Дед молчал, а Максимка уверенно отвечал:

– Будем.

Погода стояла хорошая, порой даже солнце показывалось из-за облаков. Максимка с утра пробегал по знакомым улицам к базарной площади: там стояли несколько машин и пушек. Постоять около пушки, потрогать ее рукой, было большим удовольствием. Бойцы на посту глядели на него снисходительно. Почувствовав это, Максимка попытался взобраться на ствол пушки, но теперь получил незлой окрик: «Эй, эй!» Все это было почти счастье: бойцы принимали его всерьез. Были здесь и другие ребята – постарше, но они не решались подходить близко, а Максимка решился и оттого получил дополнительную радость.

* * *

Дед Иван заболел. Утром он не пошел на пожарище, а долго сидел после завтрака на чурбачке, потом опять лег. Через полчаса поднялся и снова лег.

– Деда, ты чего?

– Плохо спал ночью, внучек. Ничего, скоро поднимусь.

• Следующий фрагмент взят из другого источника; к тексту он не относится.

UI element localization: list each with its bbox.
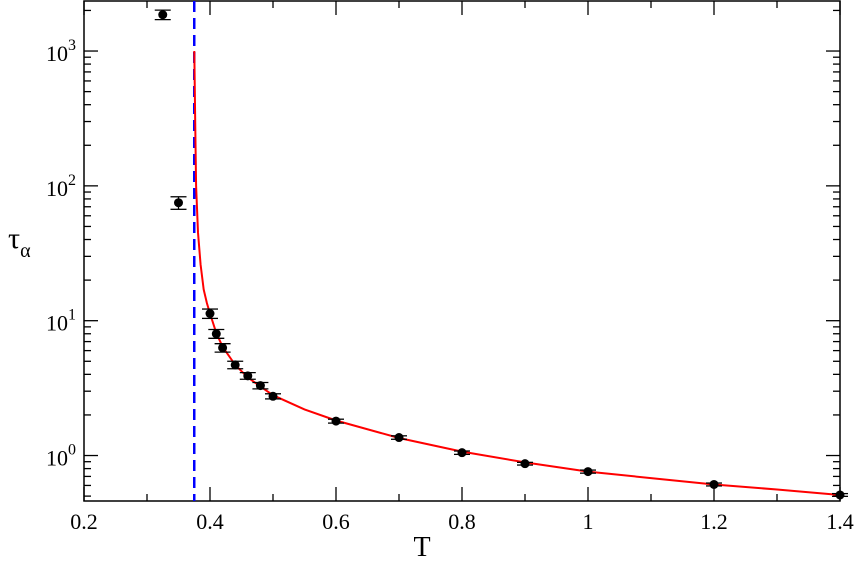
y-tick-base: 10: [46, 176, 68, 201]
y-tick-exponent: 3: [68, 37, 76, 54]
data-marker: [520, 459, 530, 469]
data-point: [252, 381, 269, 391]
x-tick-label: 1: [583, 509, 594, 534]
data-marker: [583, 467, 593, 477]
data-marker: [457, 448, 467, 458]
data-marker: [158, 10, 168, 20]
data-point: [239, 371, 256, 381]
data-point: [227, 360, 244, 370]
y-tick-exponent: 0: [68, 442, 76, 459]
data-point: [214, 343, 231, 353]
y-tick-label: 100: [46, 442, 76, 471]
y-axis-label-subscript: α: [20, 240, 31, 262]
data-marker: [218, 343, 228, 353]
data-point: [580, 467, 596, 477]
data-marker: [394, 433, 404, 443]
data-marker: [268, 391, 278, 401]
y-tick-label: 102: [46, 172, 76, 201]
data-marker: [243, 371, 253, 381]
y-tick-exponent: 1: [68, 307, 76, 324]
x-tick-label: 1.4: [826, 509, 854, 534]
data-point: [170, 196, 187, 210]
y-tick-label: 101: [46, 307, 76, 336]
data-point: [202, 308, 218, 320]
x-tick-label: 1.2: [700, 509, 728, 534]
data-marker: [835, 490, 845, 500]
data-marker: [331, 416, 341, 426]
data-marker: [211, 329, 221, 339]
data-point: [454, 448, 470, 458]
x-tick-label: 0.4: [196, 509, 224, 534]
data-point: [832, 490, 848, 500]
data-point: [265, 391, 281, 401]
y-tick-base: 10: [46, 311, 68, 336]
y-tick-exponent: 2: [68, 172, 76, 189]
data-point: [328, 416, 344, 426]
data-point: [208, 328, 225, 339]
y-tick-label: 103: [46, 37, 76, 66]
data-point: [391, 433, 407, 443]
data-marker: [205, 309, 215, 319]
y-tick-base: 10: [46, 446, 68, 471]
plot-frame: [83, 0, 841, 502]
marks: [154, 1, 848, 501]
data-marker: [230, 360, 240, 370]
data-point: [517, 459, 533, 469]
x-axis-label: T: [413, 532, 430, 563]
x-tick-label: 0.6: [322, 509, 350, 534]
data-point: [706, 479, 722, 489]
y-axis-label-main: τ: [8, 222, 20, 255]
fit-curve: [193, 50, 841, 496]
data-marker: [709, 479, 719, 489]
data-marker: [255, 381, 265, 391]
y-tick-base: 10: [46, 41, 68, 66]
x-tick-label: 0.8: [448, 509, 476, 534]
data-marker: [174, 198, 183, 208]
x-tick-label: 0.2: [70, 509, 98, 534]
y-axis-label: τα: [8, 222, 31, 262]
data-point: [154, 9, 171, 21]
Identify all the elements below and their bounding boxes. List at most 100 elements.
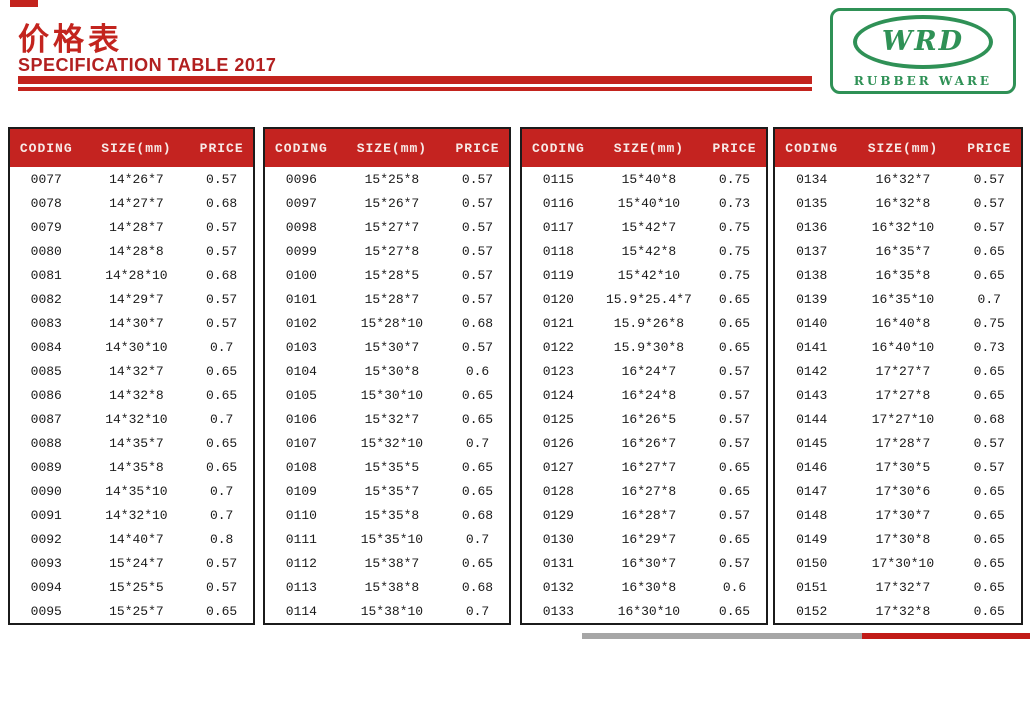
coding-cell: 0078	[30, 195, 62, 211]
company-logo: WRD RUBBER WARE	[830, 8, 1016, 94]
price-cell: 0.57	[461, 171, 494, 187]
size-cell: 14*32*7	[109, 363, 164, 379]
table-row: 0142 17*27*7 0.65	[774, 359, 1022, 383]
coding-cell: 0112	[285, 555, 317, 571]
size-cell: 14*27*7	[109, 195, 164, 211]
table-row: 0112 15*38*7 0.65	[264, 551, 510, 575]
price-cell: 0.73	[973, 339, 1005, 355]
price-cell: 0.57	[718, 507, 751, 523]
size-cell: 15*25*5	[109, 579, 164, 595]
size-cell: 17*30*10	[871, 555, 935, 571]
column-header-coding: CODING	[9, 128, 83, 167]
size-cell: 14*28*8	[109, 243, 164, 259]
size-cell: 14*40*7	[109, 531, 164, 547]
table-row: 0135 16*32*8 0.57	[774, 191, 1022, 215]
table-row: 0121 15.9*26*8 0.65	[521, 311, 767, 335]
size-cell: 15*38*7	[364, 555, 420, 571]
logo-text: WRD	[881, 26, 965, 57]
price-cell: 0.57	[461, 219, 494, 235]
price-cell: 0.65	[718, 603, 751, 619]
coding-cell: 0141	[796, 339, 828, 355]
table-row: 0123 16*24*7 0.57	[521, 359, 767, 383]
table-row: 0147 17*30*6 0.65	[774, 479, 1022, 503]
size-cell: 14*35*10	[105, 483, 168, 499]
size-cell: 14*32*8	[109, 387, 164, 403]
coding-cell: 0090	[30, 483, 62, 499]
logo-ellipse: WRD	[853, 14, 993, 69]
column-header-coding: CODING	[774, 128, 849, 167]
price-cell: 0.65	[973, 243, 1005, 259]
size-cell: 14*29*7	[109, 291, 164, 307]
coding-cell: 0095	[30, 603, 62, 619]
coding-cell: 0127	[542, 459, 574, 475]
table-row: 0093 15*24*7 0.57	[9, 551, 254, 575]
size-cell: 16*28*7	[621, 507, 677, 523]
price-cell: 0.57	[973, 171, 1005, 187]
coding-cell: 0099	[285, 243, 317, 259]
coding-cell: 0103	[285, 339, 317, 355]
page-subtitle: SPECIFICATION TABLE 2017	[18, 55, 277, 75]
table-row: 0119 15*42*10 0.75	[521, 263, 767, 287]
coding-cell: 0086	[30, 387, 62, 403]
price-cell: 0.57	[718, 363, 751, 379]
spec-table-4: CODING SIZE(mm) PRICE 0134 16*32*7 0.57 0135 16…	[773, 127, 1023, 625]
size-cell: 15*27*7	[364, 219, 420, 235]
coding-cell: 0089	[30, 459, 62, 475]
coding-cell: 0077	[30, 171, 62, 187]
size-cell: 15*38*10	[360, 603, 424, 619]
coding-cell: 0144	[796, 411, 828, 427]
table-row: 0110 15*35*8 0.68	[264, 503, 510, 527]
size-cell: 15.9*25.4*7	[606, 291, 692, 307]
coding-cell: 0082	[30, 291, 62, 307]
price-cell: 0.57	[206, 171, 238, 187]
size-cell: 14*35*8	[109, 459, 164, 475]
size-cell: 16*40*10	[871, 339, 935, 355]
table-row: 0113 15*38*8 0.68	[264, 575, 510, 599]
size-cell: 16*24*8	[621, 387, 677, 403]
table-row: 0078 14*27*7 0.68	[9, 191, 254, 215]
table-row: 0083 14*30*7 0.57	[9, 311, 254, 335]
table-row: 0101 15*28*7 0.57	[264, 287, 510, 311]
price-cell: 0.75	[718, 219, 751, 235]
price-cell: 0.7	[465, 435, 490, 451]
price-cell: 0.57	[461, 267, 494, 283]
price-cell: 0.7	[465, 603, 490, 619]
coding-cell: 0111	[285, 531, 317, 547]
table-row: 0114 15*38*10 0.7	[264, 599, 510, 624]
table-row: 0151 17*32*7 0.65	[774, 575, 1022, 599]
column-header-price: PRICE	[703, 128, 767, 167]
size-cell: 14*32*10	[105, 411, 168, 427]
size-cell: 15*25*7	[109, 603, 164, 619]
coding-cell: 0133	[542, 603, 574, 619]
price-cell: 0.73	[718, 195, 751, 211]
table-row: 0125 16*26*5 0.57	[521, 407, 767, 431]
table-row: 0084 14*30*10 0.7	[9, 335, 254, 359]
size-cell: 16*27*7	[621, 459, 677, 475]
column-header-size: SIZE(mm)	[848, 128, 958, 167]
price-cell: 0.65	[973, 387, 1005, 403]
size-cell: 15.9*30*8	[613, 339, 685, 355]
size-cell: 15.9*26*8	[613, 315, 685, 331]
coding-cell: 0135	[796, 195, 828, 211]
table-row: 0118 15*42*8 0.75	[521, 239, 767, 263]
size-cell: 15*30*8	[364, 363, 420, 379]
table-row: 0148 17*30*7 0.65	[774, 503, 1022, 527]
size-cell: 14*32*10	[105, 507, 168, 523]
column-header-price: PRICE	[190, 128, 254, 167]
table-row: 0143 17*27*8 0.65	[774, 383, 1022, 407]
coding-cell: 0146	[796, 459, 828, 475]
table-row: 0090 14*35*10 0.7	[9, 479, 254, 503]
table-row: 0126 16*26*7 0.57	[521, 431, 767, 455]
coding-cell: 0102	[285, 315, 317, 331]
price-cell: 0.57	[718, 435, 751, 451]
table-row: 0091 14*32*10 0.7	[9, 503, 254, 527]
table-row: 0141 16*40*10 0.73	[774, 335, 1022, 359]
price-cell: 0.57	[461, 243, 494, 259]
table-row: 0115 15*40*8 0.75	[521, 167, 767, 191]
table-row: 0109 15*35*7 0.65	[264, 479, 510, 503]
bottom-bar	[582, 633, 1030, 639]
size-cell: 15*24*7	[109, 555, 164, 571]
coding-cell: 0132	[542, 579, 574, 595]
table-row: 0111 15*35*10 0.7	[264, 527, 510, 551]
price-cell: 0.57	[206, 219, 238, 235]
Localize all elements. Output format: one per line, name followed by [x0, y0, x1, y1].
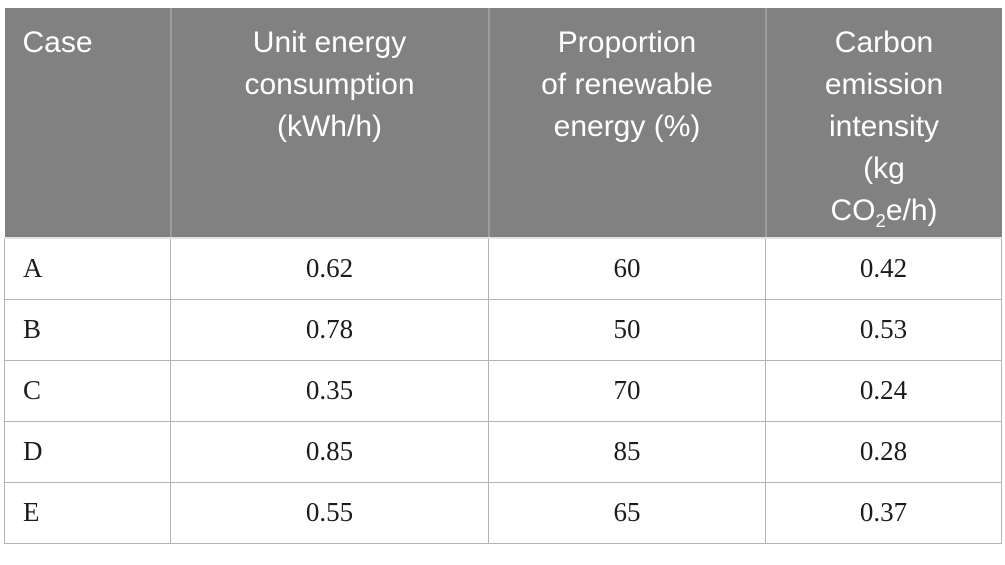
case-cell: D — [4, 420, 171, 483]
unit-energy-cell: 0.62 — [170, 238, 489, 300]
case-cell: B — [4, 298, 171, 361]
unit-energy-cell: 0.78 — [170, 298, 489, 361]
unit-energy-cell: 0.35 — [170, 359, 489, 422]
carbon-cell: 0.28 — [765, 420, 1002, 483]
case-cell: A — [4, 238, 171, 300]
carbon-cell: 0.42 — [765, 238, 1002, 300]
header-carbon-intensity-prefix: Carbon emission intensity (kg CO — [824, 26, 944, 227]
renewable-cell: 50 — [488, 298, 766, 361]
carbon-cell: 0.53 — [765, 298, 1002, 361]
header-case: Case — [4, 8, 172, 239]
renewable-cell: 70 — [488, 359, 766, 422]
table-row-a: A 0.62 60 0.42 — [4, 238, 1002, 300]
header-row: Case Unit energy consumption (kWh/h) Pro… — [4, 8, 1002, 239]
co2-subscript: 2 — [875, 210, 886, 231]
renewable-cell: 65 — [488, 481, 766, 544]
table-row-c: C 0.35 70 0.24 — [4, 359, 1002, 422]
header-unit-energy-consumption: Unit energy consumption (kWh/h) — [169, 8, 490, 239]
table-row-d: D 0.85 85 0.28 — [4, 420, 1002, 483]
case-cell: E — [4, 481, 171, 544]
case-cell: C — [4, 359, 171, 422]
renewable-cell: 60 — [488, 238, 766, 300]
renewable-cell: 85 — [488, 420, 766, 483]
table-body: A 0.62 60 0.42 B 0.78 50 0.53 C 0.35 70 … — [4, 238, 1002, 544]
header-renewable-proportion: Proportion of renewable energy (%) — [487, 8, 767, 239]
carbon-cell: 0.24 — [765, 359, 1002, 422]
table-row-b: B 0.78 50 0.53 — [4, 298, 1002, 361]
paper-table-container: Case Unit energy consumption (kWh/h) Pro… — [4, 8, 1002, 544]
carbon-cell: 0.37 — [765, 481, 1002, 544]
header-carbon-intensity-suffix: e/h) — [885, 194, 938, 227]
table-row-e: E 0.55 65 0.37 — [4, 481, 1002, 544]
unit-energy-cell: 0.85 — [170, 420, 489, 483]
case-comparison-table: Case Unit energy consumption (kWh/h) Pro… — [4, 8, 1002, 544]
table-header: Case Unit energy consumption (kWh/h) Pro… — [4, 8, 1002, 239]
unit-energy-cell: 0.55 — [170, 481, 489, 544]
header-carbon-intensity: Carbon emission intensity (kg CO2e/h) — [764, 8, 1002, 239]
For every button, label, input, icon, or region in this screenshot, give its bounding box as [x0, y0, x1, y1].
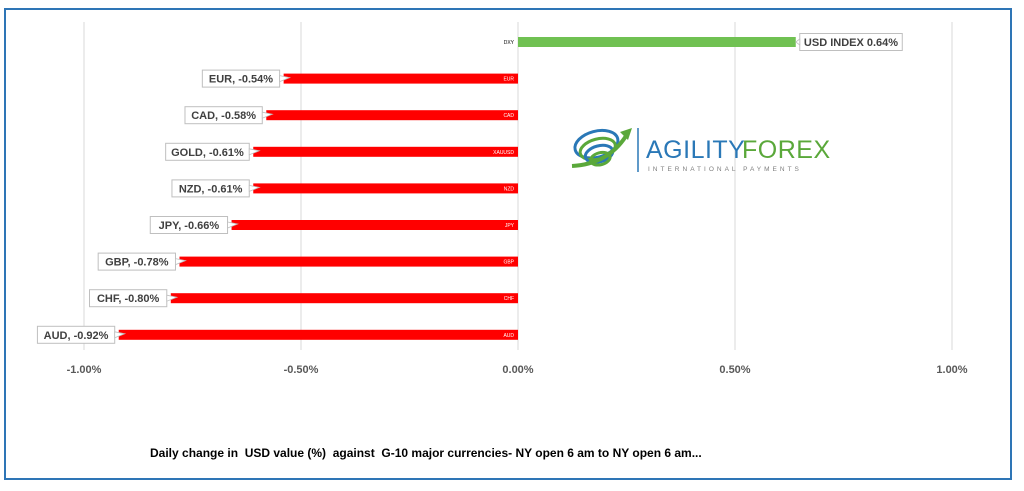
x-tick-label: -0.50%	[284, 364, 319, 376]
globe-swirl-icon	[573, 128, 620, 160]
data-label: CAD, -0.58%	[191, 110, 256, 122]
data-label-pointer	[248, 184, 261, 192]
arrow-head-icon	[620, 128, 632, 140]
data-label: GBP, -0.78%	[105, 257, 169, 269]
data-label-pointer	[795, 38, 801, 46]
data-label-pointer	[279, 75, 292, 83]
category-label: JPY	[505, 223, 515, 229]
bar	[283, 73, 518, 84]
category-label: GBP	[503, 260, 514, 266]
bar	[266, 110, 518, 121]
bar	[118, 329, 518, 340]
data-label: GOLD, -0.61%	[171, 147, 244, 159]
data-label-pointer	[114, 331, 127, 339]
data-label: USD INDEX 0.64%	[804, 37, 898, 49]
x-tick-label: 1.00%	[936, 364, 967, 376]
logo-tagline: INTERNATIONAL PAYMENTS	[648, 166, 802, 173]
category-label: CAD	[503, 113, 514, 119]
data-label-pointer	[261, 111, 274, 119]
bar	[253, 146, 518, 157]
data-label-pointer	[175, 258, 187, 266]
arrow-icon	[571, 134, 628, 168]
category-label: XAUUSD	[493, 150, 514, 156]
bar	[518, 37, 796, 47]
category-label: CHF	[504, 296, 514, 302]
data-label: CHF, -0.80%	[97, 293, 160, 305]
logo-brand-right: FOREX	[742, 136, 831, 164]
chart-frame	[4, 8, 1012, 480]
x-tick-label: 0.50%	[719, 364, 750, 376]
category-label: AUD	[503, 333, 514, 339]
data-label: JPY, -0.66%	[159, 220, 220, 232]
bar	[170, 293, 519, 304]
x-tick-label: 0.00%	[502, 364, 533, 376]
category-label: NZD	[504, 186, 515, 192]
bar	[231, 220, 518, 230]
category-label: EUR	[503, 77, 514, 83]
data-label: NZD, -0.61%	[179, 183, 243, 195]
logo-brand-left: AGILITY	[646, 136, 745, 164]
data-label-pointer	[166, 294, 179, 302]
bar	[253, 183, 518, 194]
data-label: EUR, -0.54%	[209, 74, 273, 86]
category-label: DXY	[504, 40, 515, 46]
bar	[179, 256, 519, 267]
chart-caption: Daily change in USD value (%) against G-…	[150, 446, 702, 460]
data-label: AUD, -0.92%	[44, 330, 109, 342]
x-tick-label: -1.00%	[67, 364, 102, 376]
data-label-pointer	[248, 148, 261, 156]
data-label-pointer	[227, 221, 239, 229]
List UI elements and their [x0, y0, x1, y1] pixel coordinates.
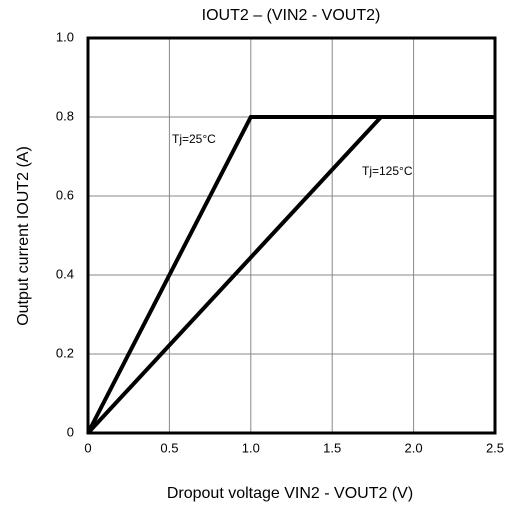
series-label: Tj=25°C [172, 132, 216, 146]
series-line [86, 115, 495, 435]
y-axis-label: Output current IOUT2 (A) [15, 146, 32, 326]
series-label: Tj=125°C [362, 164, 413, 178]
y-tick-label: 0 [67, 424, 74, 439]
x-tick-label: 2.0 [405, 440, 423, 455]
y-tick-label: 0.6 [56, 187, 74, 202]
plot-frame [86, 36, 497, 435]
y-tick-label: 1.0 [56, 29, 74, 44]
x-tick-label: 0.5 [160, 440, 178, 455]
y-tick-label: 0.8 [56, 108, 74, 123]
x-tick-label: 1.0 [242, 440, 260, 455]
y-tick-label: 0.4 [56, 266, 74, 281]
chart-title: IOUT2 – (VIN2 - VOUT2) [202, 7, 381, 24]
x-tick-label: 2.5 [486, 440, 504, 455]
x-axis-label: Dropout voltage VIN2 - VOUT2 (V) [167, 485, 413, 502]
y-tick-label: 0.2 [56, 345, 74, 360]
x-tick-label: 0 [84, 440, 91, 455]
x-tick-label: 1.5 [323, 440, 341, 455]
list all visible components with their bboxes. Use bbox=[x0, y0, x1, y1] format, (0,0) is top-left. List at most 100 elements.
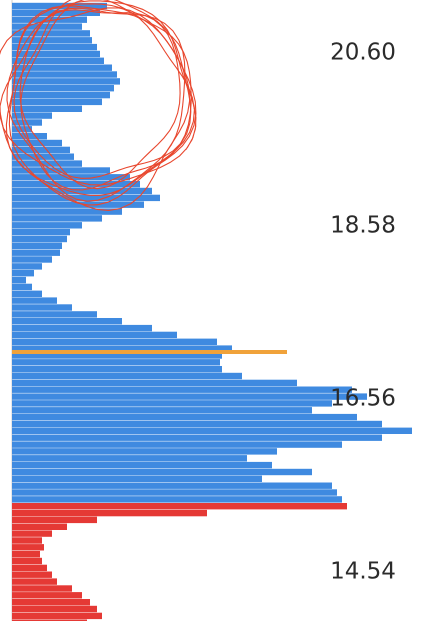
volume-bar bbox=[12, 386, 352, 393]
volume-bar bbox=[12, 85, 114, 92]
volume-bar bbox=[12, 98, 102, 106]
volume-bar bbox=[12, 187, 152, 195]
volume-bar bbox=[12, 181, 140, 188]
volume-bar bbox=[12, 605, 97, 613]
volume-bar bbox=[12, 393, 367, 400]
volume-bar bbox=[12, 283, 32, 291]
volume-bar bbox=[12, 222, 82, 229]
volume-bar bbox=[12, 359, 220, 366]
volume-bar bbox=[12, 352, 222, 359]
volume-bar bbox=[12, 133, 47, 140]
volume-bar bbox=[12, 372, 242, 380]
volume-bar bbox=[12, 304, 72, 311]
volume-bar bbox=[12, 441, 342, 448]
volume-bar bbox=[12, 297, 57, 304]
annotation-stroke bbox=[8, 5, 197, 206]
volume-bar bbox=[12, 489, 337, 496]
volume-bar bbox=[12, 592, 82, 599]
volume-bar bbox=[12, 544, 44, 551]
volume-bar bbox=[12, 126, 32, 133]
volume-bar bbox=[12, 619, 87, 621]
price-tick-label: 14.54 bbox=[330, 559, 396, 585]
annotation-stroke bbox=[0, 7, 191, 211]
volume-bar bbox=[12, 599, 90, 606]
volume-bar bbox=[12, 318, 122, 325]
volume-bar bbox=[12, 16, 87, 23]
volume-bar bbox=[12, 400, 332, 407]
volume-bar bbox=[12, 530, 52, 537]
volume-bar bbox=[12, 564, 47, 572]
volume-bar bbox=[12, 201, 144, 208]
volume-bar bbox=[12, 434, 382, 441]
volume-bar bbox=[12, 256, 52, 263]
volume-bar bbox=[12, 420, 382, 428]
volume-bar bbox=[12, 468, 312, 476]
volume-bar bbox=[12, 167, 110, 174]
volume-bar bbox=[12, 160, 82, 167]
price-tick-label: 20.60 bbox=[330, 39, 396, 65]
volume-bar bbox=[12, 345, 232, 352]
volume-bar bbox=[12, 509, 207, 517]
volume-bar bbox=[12, 379, 297, 387]
volume-bar bbox=[12, 290, 42, 297]
volume-bar bbox=[12, 71, 117, 78]
volume-bar bbox=[12, 228, 70, 236]
volume-bar bbox=[12, 537, 42, 544]
volume-bar bbox=[12, 263, 42, 270]
annotation-stroke bbox=[19, 9, 181, 190]
volume-bar bbox=[12, 413, 357, 421]
volume-bar bbox=[12, 427, 412, 434]
price-tick-label: 18.58 bbox=[330, 212, 396, 238]
volume-bar bbox=[12, 448, 277, 455]
volume-bar bbox=[12, 174, 130, 181]
volume-bar bbox=[12, 112, 52, 119]
volume-bar bbox=[12, 30, 90, 37]
volume-bar bbox=[12, 523, 67, 530]
volume-bar bbox=[12, 311, 97, 318]
volume-bar bbox=[12, 215, 102, 222]
volume-bar bbox=[12, 37, 92, 44]
volume-bar bbox=[12, 551, 40, 558]
volume-bar bbox=[12, 242, 62, 249]
annotation-stroke bbox=[13, 0, 192, 179]
point-of-control-bar bbox=[12, 350, 287, 354]
hand-drawn-circle-annotation bbox=[0, 0, 197, 211]
volume-bar bbox=[12, 64, 112, 71]
volume-bar bbox=[12, 455, 247, 462]
volume-bar bbox=[12, 91, 110, 99]
volume-bar bbox=[12, 557, 42, 565]
volume-bar bbox=[12, 366, 222, 373]
volume-bar bbox=[12, 139, 62, 147]
volume-bar bbox=[12, 235, 67, 243]
volume-bar bbox=[12, 146, 70, 154]
volume-bar bbox=[12, 50, 100, 58]
volume-bar bbox=[12, 461, 272, 469]
volume-bar bbox=[12, 270, 34, 277]
volume-bar bbox=[12, 78, 120, 85]
volume-bar bbox=[12, 276, 26, 284]
volume-bar bbox=[12, 208, 122, 215]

Но и к вечеру дед Иван не поднялся. Веяло от него жаром, по лицу текли крупные капли пота. Максимка тоже остался дома.

– Деда, ты умираешь?

– Не знаю, внучек. Завтра скажу. Иди гулять.

Были на улице ребята постарше, но у них свои игры. Максимка подходил к ним и скоро возвращался.

– Не интересно без тебя, деда.

Мама и бабушка поставили деду банки на спину и этим сильно испугали Максимку. Дед умирает? Утром, едва проснувшись, шагнул к топчану деда: жив или нет?

– Жив, внучек. Буду жить.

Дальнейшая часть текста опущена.